Bailey is a Nina! She also looks for the treat first before she will do any training or tricks. If she can't see it or smell it, no tricks.


----------



## RuthMill (Jun 30, 2012)

Lola's eyes are on the prize though 

I love my girls sooooooo much!


----------



## Mazzapoo (Jul 28, 2013)

Lola's transfixed! I suspect Jenny is lurking too 🍰🍧🍭?


----------



## Tinman (Apr 23, 2013)

R and R are funny at treat time, they both sit like your girls Ruth, Ruby's paw automatically pings up & then when Ralph lifts his paw....... He just whacks ruby on the head with his!!


----------



## RuthMill (Jun 30, 2012)

Mazzapoo said:


> Lola's transfixed! I suspect Jenny is lurking too 🍰🍧🍭?


Those are Jenny's legs behind them!
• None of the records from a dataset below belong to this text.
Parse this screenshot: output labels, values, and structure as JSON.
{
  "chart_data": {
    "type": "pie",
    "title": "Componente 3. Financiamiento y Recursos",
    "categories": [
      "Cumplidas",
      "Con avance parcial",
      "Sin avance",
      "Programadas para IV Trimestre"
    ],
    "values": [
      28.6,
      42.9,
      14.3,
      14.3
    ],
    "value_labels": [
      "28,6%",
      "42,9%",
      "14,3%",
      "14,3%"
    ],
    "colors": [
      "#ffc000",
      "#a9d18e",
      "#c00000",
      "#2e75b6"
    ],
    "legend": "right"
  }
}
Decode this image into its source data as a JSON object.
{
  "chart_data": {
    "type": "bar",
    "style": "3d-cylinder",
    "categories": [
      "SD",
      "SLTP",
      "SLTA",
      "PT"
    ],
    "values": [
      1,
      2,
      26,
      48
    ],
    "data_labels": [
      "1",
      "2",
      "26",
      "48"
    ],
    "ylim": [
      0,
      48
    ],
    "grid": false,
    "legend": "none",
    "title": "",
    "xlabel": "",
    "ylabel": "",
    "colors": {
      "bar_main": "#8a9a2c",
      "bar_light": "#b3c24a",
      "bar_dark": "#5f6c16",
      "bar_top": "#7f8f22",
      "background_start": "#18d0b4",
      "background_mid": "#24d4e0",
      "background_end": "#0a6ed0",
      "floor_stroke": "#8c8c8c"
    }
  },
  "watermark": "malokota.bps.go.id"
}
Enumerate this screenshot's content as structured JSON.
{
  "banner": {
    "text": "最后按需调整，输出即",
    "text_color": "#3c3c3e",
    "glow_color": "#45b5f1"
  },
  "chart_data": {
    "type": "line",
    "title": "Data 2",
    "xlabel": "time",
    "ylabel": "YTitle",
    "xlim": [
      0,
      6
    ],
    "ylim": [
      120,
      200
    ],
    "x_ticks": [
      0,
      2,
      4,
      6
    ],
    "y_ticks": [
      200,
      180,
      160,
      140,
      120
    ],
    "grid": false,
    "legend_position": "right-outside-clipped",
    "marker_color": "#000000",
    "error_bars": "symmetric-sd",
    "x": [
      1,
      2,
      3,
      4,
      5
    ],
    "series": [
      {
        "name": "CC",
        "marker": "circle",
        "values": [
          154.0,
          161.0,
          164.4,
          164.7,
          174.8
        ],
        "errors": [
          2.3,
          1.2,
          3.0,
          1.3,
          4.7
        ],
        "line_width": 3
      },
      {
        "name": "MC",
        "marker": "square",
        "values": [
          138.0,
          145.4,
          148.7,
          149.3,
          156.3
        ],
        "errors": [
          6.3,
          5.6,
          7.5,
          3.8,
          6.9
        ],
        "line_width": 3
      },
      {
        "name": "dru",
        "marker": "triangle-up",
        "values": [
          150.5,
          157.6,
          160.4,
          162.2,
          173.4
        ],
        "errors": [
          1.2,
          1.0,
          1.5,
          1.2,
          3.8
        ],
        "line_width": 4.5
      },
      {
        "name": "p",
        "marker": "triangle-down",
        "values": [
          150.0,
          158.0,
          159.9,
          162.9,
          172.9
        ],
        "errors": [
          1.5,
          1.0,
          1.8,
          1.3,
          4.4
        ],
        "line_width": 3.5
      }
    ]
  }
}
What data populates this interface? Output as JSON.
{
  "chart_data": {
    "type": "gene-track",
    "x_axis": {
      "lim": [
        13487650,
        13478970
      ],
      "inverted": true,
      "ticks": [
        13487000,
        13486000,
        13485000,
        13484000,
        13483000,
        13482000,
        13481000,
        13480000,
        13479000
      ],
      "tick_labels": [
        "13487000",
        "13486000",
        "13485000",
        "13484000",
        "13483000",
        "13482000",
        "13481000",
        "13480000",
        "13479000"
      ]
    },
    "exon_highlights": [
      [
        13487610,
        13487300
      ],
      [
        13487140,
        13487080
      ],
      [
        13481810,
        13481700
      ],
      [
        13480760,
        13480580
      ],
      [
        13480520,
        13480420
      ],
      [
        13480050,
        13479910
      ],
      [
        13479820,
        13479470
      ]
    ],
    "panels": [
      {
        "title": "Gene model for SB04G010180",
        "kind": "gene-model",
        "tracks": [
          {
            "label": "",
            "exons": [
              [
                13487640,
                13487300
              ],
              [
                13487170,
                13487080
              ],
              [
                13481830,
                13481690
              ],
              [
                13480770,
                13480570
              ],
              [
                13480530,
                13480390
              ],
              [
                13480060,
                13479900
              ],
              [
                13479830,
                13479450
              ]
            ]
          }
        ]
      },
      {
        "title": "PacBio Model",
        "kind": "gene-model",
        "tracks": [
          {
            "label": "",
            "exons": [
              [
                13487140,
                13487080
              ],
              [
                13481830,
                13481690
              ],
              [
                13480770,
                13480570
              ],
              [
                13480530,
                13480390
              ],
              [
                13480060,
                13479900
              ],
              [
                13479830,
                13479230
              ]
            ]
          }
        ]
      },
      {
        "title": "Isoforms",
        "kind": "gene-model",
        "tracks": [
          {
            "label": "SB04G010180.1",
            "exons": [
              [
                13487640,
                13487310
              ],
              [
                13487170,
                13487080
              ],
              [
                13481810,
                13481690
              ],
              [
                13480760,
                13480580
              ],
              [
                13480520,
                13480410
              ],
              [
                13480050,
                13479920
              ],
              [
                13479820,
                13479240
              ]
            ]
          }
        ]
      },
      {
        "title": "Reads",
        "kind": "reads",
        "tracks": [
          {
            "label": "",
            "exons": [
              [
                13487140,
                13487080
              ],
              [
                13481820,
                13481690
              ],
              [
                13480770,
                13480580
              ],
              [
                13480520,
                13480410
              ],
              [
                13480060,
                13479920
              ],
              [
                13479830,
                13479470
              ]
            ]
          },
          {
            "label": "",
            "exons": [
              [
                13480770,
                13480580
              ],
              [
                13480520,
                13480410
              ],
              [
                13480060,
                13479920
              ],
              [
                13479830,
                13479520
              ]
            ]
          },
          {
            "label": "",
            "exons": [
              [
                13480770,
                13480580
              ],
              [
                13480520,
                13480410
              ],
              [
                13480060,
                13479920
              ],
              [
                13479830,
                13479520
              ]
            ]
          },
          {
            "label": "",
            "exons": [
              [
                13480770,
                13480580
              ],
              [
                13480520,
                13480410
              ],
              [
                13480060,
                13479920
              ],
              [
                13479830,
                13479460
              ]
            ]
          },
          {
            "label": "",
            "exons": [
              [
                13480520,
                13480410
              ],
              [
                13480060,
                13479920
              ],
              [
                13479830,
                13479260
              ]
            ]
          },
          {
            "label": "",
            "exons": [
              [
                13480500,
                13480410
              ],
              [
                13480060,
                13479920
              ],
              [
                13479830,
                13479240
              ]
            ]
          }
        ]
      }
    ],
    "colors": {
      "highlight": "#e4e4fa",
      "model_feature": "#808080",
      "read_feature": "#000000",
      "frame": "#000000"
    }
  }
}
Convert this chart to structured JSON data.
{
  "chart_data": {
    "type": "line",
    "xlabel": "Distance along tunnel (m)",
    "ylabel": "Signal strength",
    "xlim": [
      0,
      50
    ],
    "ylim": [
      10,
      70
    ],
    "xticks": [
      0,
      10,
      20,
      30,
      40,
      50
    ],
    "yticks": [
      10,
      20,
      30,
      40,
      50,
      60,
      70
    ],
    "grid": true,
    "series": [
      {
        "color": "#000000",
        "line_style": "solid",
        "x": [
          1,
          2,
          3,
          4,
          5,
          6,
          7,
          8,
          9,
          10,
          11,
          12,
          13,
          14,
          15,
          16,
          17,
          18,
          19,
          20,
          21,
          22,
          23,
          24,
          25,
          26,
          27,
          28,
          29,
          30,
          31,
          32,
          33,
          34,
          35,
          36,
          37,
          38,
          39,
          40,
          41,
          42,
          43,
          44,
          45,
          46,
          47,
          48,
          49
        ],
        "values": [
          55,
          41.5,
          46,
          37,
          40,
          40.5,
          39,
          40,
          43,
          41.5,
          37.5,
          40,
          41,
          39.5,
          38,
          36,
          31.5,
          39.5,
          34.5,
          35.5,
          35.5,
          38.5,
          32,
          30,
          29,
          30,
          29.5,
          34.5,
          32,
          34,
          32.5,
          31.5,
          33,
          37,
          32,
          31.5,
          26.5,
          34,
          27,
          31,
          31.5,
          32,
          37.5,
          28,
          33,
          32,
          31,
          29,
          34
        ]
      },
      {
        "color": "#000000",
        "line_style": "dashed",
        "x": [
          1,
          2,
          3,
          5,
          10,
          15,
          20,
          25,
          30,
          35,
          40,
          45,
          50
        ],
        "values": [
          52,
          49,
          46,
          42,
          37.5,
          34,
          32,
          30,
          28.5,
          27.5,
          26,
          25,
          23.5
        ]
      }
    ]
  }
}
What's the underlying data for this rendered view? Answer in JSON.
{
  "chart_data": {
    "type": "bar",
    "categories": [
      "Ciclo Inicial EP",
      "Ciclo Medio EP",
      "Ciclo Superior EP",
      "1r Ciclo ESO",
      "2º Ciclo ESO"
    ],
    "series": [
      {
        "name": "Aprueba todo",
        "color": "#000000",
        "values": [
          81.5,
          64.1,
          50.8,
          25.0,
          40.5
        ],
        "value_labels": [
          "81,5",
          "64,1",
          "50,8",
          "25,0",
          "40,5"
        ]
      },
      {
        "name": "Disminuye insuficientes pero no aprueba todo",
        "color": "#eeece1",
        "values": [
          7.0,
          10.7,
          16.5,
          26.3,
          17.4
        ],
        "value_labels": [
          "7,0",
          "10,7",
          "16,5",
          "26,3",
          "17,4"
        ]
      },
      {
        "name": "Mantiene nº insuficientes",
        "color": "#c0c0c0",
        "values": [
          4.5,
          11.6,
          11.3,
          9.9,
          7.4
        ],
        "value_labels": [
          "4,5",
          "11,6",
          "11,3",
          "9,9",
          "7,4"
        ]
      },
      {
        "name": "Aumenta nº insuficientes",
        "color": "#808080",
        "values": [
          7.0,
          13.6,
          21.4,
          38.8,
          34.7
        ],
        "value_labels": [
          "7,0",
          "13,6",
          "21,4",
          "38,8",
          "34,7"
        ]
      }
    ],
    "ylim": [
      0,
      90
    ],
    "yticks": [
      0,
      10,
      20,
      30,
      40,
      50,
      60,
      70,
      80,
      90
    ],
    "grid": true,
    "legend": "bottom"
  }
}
With Meg too


----------



## RuthMill (Jun 30, 2012)

Tinman said:


> R and R are funny at treat time, they both sit like your girls Ruth, Ruby's paw automatically pings up & then when Ralph lifts his paw....... He just whacks ruby on the head with his!!


Would love to see that in action!


----------



## Tinman (Apr 23, 2013)

RuthMill said:


> Would love to see that in action!


Ruth it is funny, I wish I could post videos.
Ruby's little paw comes up in an automatic salute!
Ralph just waves his paw about and pushes ruby on the head so he gets first treat!  x


----------



## erinafare (Dec 9, 2012)

Lovely picture Ruth love Ninas expression.
My Poppy's the same puts up her paw and pushes down the competition x


----------



## Tinman (Apr 23, 2013)

erinafare said:


> Lovely picture Ruth love Ninas expression.
> My Poppy's the same puts up her paw and pushes down the competition x


Ha that looks like a 'poo fest & exactly how Ralph is with poor (paw!!) little ruby, poor thing. But she never misses out!! X


----------



## RuthMill (Jun 30, 2012)

Tinman said:


> Ruth it is funny, I wish I could post videos.
> Ruby's little paw comes up in an automatic salute!
> Ralph just waves his paw about and pushes ruby on the head so he gets first treat!  x


I set a treat on each side of me. They always just go for their own!


----------



## 2ndhandgal (Aug 29, 2011)

Good girls 

I love the cat walking away in the background


----------



## Marzi (Sep 17, 2012)

2ndhandgal said:


> Good girls
> 
> I love the cat walking away in the background


Obviously I love the girls - but the cat made me laugh - if it had been one of Donna's cats it would have been sitting too...
If the cat had been smart she would have just wandered over and stolen the treats - even if it didn't want them - just to prove that she could .
It is Meg the cat, isn't it?


----------



## RuthMill (Jun 30, 2012)

Yes that's our Megster!


----------



## RuthMill (Jun 30, 2012)

She's a very timid cat, doesn't take the dogs on.


----------